Processor 602 may include any appropriate type of general purpose

microprocessor, digital signal processor, or microcontroller. Processor 602 may execute sequences of computer program instructions to perform various processes or method steps as explained above. The computer program instructions may be loaded into RAM 604 for execution by processor 602 from a read-only memory (ROM), or from storage 616. Storage 616 may include any appropriate type of mass storage provided to store any type of information that processor 602 may need to perform the processes. For example, storage 616 may include one or more hard disk devices, optical disk devices, or other storage devices to provide storage space.

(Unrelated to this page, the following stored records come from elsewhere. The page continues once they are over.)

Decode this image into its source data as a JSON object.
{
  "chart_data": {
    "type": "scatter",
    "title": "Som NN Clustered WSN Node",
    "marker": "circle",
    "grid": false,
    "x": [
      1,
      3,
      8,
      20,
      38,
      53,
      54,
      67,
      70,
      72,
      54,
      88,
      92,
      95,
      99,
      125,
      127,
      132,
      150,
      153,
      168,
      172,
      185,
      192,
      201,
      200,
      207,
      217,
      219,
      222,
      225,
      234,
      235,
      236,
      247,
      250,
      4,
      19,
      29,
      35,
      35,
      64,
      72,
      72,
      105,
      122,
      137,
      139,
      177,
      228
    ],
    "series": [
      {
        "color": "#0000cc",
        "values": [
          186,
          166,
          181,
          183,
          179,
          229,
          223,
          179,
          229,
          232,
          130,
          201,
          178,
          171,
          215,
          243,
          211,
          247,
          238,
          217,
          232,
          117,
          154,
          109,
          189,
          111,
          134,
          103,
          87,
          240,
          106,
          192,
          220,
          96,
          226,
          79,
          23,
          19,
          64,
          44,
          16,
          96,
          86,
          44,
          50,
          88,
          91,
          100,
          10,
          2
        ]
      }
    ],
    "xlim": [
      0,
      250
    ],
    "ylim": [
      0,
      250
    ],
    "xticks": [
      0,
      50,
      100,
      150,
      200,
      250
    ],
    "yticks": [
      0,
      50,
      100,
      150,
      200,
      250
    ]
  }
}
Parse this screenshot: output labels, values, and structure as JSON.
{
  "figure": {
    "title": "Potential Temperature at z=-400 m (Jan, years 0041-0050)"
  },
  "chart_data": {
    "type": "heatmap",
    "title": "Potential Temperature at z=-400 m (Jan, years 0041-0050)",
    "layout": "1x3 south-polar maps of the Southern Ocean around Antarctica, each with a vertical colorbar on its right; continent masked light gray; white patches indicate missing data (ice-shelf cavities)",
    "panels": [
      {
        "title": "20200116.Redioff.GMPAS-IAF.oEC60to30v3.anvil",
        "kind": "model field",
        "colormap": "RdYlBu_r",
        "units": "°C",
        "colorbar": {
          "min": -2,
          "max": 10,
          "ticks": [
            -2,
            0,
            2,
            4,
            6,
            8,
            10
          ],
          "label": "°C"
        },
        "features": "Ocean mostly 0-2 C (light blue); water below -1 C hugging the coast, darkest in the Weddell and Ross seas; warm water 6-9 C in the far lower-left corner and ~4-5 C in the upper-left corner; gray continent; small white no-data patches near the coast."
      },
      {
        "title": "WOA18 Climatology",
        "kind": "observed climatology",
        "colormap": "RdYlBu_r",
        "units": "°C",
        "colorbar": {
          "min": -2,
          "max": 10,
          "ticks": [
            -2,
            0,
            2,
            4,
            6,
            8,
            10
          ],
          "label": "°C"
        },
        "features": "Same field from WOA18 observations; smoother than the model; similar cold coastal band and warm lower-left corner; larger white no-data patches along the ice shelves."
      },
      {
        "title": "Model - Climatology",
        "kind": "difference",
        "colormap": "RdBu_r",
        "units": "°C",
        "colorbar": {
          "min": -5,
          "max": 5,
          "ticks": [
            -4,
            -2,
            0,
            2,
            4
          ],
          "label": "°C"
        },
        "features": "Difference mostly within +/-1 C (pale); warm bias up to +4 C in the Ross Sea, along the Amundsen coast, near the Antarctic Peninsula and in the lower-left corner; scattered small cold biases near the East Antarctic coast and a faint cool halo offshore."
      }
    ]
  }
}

Console 608 may provide a graphic user interface (GUI) to display information to users of computer system 600. Console 608 may include any appropriate type of computer display device or computer monitor. Input devices 610 may be provided for users to input information into computer system 600. Input devices 610 may include a keyboard, a mouse, or other optical or wireless computer input devices, etc. Further, network interfaces 612 may provide communication connections such that computer system 600 may be accessed remotely through computer networks via various communication protocols, such as transmission control protocol/internet protocol (TCP/IP), hyper text transfer protocol (HTTP), etc.

Database 614 may contain model data and/or any information related to data records under analysis, such as model parameters and testing data. Databases 614 may include any type of commercial or customized databases. Databases 614 may also include analysis tools for analyzing the information in the database. Processor 602 may also use databases 614 to determine and store performance

characteristics of the generalized model.

Other embodiments, features, aspects, and principles of the disclosed exemplary medical devices and methods will be apparent to those skilled in the art and may be implemented in various environments and systems.